The Tories say that their proposals would create hundreds of thousands of jobs in the green technology sector by 2020.

... Shadow energy and climate change secretary, Greg Clark, said: "No longer will we need to be overly dependent on imported fossil fuels from unstable countries. Instead, our electricity and heating will come from a wider range of more dependable and renewable sources," he said. "This will help guarantee our energy security, reduce our carbon emissions and do all we can to protect the future."

Full story The Guardian, 16 Jan 2009

Posted: 16 Jan 2009, 20:19
by Totally_Baffled
I think there is some really good ideas in here.

I like the insulation idea, and marine energy parks ideas.

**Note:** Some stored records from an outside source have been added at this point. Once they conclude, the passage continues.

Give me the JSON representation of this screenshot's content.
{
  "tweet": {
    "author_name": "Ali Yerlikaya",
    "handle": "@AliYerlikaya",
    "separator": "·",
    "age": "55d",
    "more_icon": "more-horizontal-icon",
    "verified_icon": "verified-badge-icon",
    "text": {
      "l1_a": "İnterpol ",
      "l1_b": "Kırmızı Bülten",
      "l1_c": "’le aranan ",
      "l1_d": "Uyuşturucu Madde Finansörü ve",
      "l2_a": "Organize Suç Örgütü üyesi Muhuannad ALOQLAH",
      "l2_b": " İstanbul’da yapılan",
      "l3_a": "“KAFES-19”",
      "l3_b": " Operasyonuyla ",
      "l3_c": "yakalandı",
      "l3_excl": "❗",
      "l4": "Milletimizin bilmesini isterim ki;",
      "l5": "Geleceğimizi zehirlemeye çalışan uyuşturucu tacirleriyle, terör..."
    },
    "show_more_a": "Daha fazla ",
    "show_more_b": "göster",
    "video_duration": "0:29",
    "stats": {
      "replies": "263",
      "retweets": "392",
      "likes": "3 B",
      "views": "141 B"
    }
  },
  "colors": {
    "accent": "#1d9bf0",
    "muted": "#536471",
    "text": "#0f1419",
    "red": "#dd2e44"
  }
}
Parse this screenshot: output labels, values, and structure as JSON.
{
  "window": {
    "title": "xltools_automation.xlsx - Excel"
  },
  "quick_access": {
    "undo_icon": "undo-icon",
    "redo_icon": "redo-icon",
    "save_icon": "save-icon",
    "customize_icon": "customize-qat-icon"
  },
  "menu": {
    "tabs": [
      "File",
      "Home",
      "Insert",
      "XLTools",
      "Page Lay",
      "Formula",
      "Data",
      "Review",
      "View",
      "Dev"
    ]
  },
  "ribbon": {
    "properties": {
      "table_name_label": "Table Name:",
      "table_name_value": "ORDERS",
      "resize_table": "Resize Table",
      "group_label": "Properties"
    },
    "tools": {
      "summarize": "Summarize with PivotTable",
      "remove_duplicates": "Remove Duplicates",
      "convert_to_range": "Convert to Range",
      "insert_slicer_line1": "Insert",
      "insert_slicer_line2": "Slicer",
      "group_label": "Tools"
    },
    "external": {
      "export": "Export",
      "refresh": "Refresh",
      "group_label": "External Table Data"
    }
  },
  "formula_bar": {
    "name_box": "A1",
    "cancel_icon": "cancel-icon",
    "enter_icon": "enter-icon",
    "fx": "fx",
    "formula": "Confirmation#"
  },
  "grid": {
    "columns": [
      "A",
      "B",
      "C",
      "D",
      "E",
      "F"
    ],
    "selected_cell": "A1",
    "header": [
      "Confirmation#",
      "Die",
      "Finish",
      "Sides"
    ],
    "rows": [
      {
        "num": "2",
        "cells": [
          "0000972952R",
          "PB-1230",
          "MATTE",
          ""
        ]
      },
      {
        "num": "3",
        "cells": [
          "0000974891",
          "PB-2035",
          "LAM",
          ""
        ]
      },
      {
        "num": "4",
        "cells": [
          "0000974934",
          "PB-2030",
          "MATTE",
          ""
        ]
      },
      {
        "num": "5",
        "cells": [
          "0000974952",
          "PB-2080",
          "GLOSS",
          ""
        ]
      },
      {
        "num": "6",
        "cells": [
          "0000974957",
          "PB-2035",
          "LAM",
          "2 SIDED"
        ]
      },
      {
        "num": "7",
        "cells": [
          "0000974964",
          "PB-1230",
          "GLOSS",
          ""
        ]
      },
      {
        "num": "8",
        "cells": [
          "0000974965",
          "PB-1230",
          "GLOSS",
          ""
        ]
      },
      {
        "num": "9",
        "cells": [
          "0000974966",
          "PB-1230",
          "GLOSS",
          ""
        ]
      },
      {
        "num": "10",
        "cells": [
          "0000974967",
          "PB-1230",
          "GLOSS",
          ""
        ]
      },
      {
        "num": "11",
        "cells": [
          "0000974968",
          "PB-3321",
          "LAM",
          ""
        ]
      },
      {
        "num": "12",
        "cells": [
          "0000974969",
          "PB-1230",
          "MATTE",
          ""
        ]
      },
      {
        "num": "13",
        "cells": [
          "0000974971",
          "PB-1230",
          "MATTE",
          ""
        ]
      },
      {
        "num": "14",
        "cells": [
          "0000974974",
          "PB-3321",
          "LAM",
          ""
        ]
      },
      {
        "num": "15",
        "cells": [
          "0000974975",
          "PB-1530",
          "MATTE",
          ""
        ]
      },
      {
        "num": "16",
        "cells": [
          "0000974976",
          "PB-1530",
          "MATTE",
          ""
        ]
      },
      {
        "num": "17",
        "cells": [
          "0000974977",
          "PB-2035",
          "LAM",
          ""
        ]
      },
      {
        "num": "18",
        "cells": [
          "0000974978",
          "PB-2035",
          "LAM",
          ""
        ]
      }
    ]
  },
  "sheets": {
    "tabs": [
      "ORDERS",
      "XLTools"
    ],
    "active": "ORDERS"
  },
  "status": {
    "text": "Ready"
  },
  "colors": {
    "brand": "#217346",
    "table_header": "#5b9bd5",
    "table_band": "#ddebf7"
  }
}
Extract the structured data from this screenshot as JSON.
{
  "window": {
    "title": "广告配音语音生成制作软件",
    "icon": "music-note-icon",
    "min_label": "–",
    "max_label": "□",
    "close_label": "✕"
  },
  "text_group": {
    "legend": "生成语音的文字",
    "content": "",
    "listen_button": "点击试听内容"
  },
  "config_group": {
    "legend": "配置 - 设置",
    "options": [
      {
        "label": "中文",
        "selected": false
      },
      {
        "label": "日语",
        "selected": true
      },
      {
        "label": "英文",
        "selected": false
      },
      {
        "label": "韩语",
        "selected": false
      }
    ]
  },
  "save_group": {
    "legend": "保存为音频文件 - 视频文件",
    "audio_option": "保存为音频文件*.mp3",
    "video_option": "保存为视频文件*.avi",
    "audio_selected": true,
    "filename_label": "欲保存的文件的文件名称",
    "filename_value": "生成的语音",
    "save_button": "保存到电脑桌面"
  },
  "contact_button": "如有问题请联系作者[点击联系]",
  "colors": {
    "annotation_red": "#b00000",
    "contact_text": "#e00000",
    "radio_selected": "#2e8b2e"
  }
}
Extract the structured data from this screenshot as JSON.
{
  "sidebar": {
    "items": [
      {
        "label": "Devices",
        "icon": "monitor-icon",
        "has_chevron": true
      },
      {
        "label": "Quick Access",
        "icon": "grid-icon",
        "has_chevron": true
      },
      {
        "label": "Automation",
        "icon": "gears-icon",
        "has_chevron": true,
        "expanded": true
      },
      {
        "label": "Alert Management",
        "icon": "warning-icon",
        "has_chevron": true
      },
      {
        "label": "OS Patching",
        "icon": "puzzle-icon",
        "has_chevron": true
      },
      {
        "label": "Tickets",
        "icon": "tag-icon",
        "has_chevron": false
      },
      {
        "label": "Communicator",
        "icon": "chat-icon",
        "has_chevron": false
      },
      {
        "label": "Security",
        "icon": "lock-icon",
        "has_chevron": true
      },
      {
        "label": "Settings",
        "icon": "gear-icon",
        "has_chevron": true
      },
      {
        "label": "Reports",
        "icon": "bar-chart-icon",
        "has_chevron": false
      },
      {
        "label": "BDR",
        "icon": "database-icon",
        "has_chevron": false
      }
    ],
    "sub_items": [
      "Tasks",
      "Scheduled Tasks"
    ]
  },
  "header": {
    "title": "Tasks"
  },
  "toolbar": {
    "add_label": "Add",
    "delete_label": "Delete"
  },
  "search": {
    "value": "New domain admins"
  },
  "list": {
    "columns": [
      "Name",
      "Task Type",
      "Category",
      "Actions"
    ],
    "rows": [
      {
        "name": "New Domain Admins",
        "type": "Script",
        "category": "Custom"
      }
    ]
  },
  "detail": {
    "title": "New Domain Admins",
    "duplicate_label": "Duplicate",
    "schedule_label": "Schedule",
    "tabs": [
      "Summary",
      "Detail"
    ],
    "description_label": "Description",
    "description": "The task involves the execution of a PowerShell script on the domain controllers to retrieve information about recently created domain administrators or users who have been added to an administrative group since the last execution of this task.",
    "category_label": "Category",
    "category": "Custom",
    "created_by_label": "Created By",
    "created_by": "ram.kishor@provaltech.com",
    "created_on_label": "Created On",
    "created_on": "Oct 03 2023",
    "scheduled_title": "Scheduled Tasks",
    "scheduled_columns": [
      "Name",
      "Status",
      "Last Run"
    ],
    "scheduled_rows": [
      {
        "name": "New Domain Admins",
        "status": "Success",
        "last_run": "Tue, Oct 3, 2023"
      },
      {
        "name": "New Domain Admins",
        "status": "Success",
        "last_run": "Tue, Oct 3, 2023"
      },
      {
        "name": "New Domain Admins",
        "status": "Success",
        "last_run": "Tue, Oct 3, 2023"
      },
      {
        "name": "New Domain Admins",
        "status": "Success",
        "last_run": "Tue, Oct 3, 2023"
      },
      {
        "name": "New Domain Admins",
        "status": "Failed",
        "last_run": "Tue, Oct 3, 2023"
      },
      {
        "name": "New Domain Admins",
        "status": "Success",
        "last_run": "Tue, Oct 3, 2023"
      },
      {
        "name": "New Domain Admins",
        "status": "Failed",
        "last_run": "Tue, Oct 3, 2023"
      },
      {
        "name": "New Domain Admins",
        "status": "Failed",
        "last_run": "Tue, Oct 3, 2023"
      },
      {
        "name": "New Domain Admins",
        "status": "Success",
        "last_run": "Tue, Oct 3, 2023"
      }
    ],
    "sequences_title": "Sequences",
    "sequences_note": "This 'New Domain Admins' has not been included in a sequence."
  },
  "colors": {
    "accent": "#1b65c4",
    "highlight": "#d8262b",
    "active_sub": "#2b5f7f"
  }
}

I also like the way he has dropped the line in there about 'even if your not convinced by climate change we need to rely less on foreign sources of fossil fuels'

This will stop a large section of people dismissing all these good ideas on the basis of scepticim about man made CC

Bring it on?

The Tories "Green New Deal"?

Posted: 17 Jan 2009, 18:51
by chrisc
It shows just how bad Labour are when they get outflanked by the Tories on issues like this... :roll:

The smart grid would, no doubt, be used for rationing and the £6.5k per property appears to consist of insulation and other measures to be provided by the energy utilities and then paid for over a 25 year period -- seems like a kind of mortgage...

It's still a long way off the Green New Deal proposals and they are not as radical as is necessary.

George Monbiot's response includes:
There are some major gaps in the plans explained by Cameron this afternoon and in the document his party has just published. They reflect his party's continued fetishisation of micro-generation. The Conservatives favour expensive and grossly inefficient systems like rooftop wind turbines and solar panels because its members hate onshore wind farms, which are much cheaper and more efficient. My heart sank when Cameron extolled Germany's decentralised energy revolution: doesn't he know that the half-million solar roofs that country has installed supply only 0.4% of its electricity?

His enthusiasm for domestic combined heat and power (CHP) plants is disappointing for another reason: the likely carbon savings produced by replacing your boiler with a heat and power plant top out at around 15%. This is tiny by comparison to the cuts required, and locks in fossil fuel use for the 20 or 30 years until the machine dies. The only sensible CHP schemes, which the Conservatives also support, are industrial projects big enough to make carbon capture and storage viable.

I'm intrigued by his plans to use biogas to supply 50% of all the heat our homes use. Is this possible? Is there enough of it? I hope so, because he has no other viable plan for decarbonising the domestic heat supply.

The policy document talks of using a Maglev or TGV-type system for a high-speed rail link from the north of the country to the south, but the provisional figures I have seen suggest that their fuel use is similar to that of airliners. The Spanish AVE train might be a better model, but we need to see some hard numbers before deciding whether or not this kind of railway will really cut emissions.

The biggest disappointment in both the document and the interview was the lack of a clear statement on coal-burning power stations.

Posted: 17 Jan 2009, 19:33
by biffvernon
Indeed. No matter how crass, inept, and determined to shoot themselves in their collective Labour foot half our cabinet and the Prime Minister are, it would be silly to assume for a single nanosecond that the Tories would manage any better

Posted: 17 Jan 2009, 19:55
by Totally_Baffled
biffvernon wrote:Indeed. No matter how crass, inept, and determined to shoot themselves in their collective Labour foot half our cabinet and the Prime Minister are, it would be silly to assume for a single nanosecond that the Tories would manage any better
Unfortunately , you are probably right Biff...

I bet they will even renage on their promise to scrap the third runway at heathrow too...... :evil:

Posted: 17 Jan 2009, 20:19
by biffvernon
They'd have trouble with that after being so emphatic. Maybe they are very confident that it won't be built whatever. Boris, being Boris, may continue to promote an airport in the advanciong North Sea.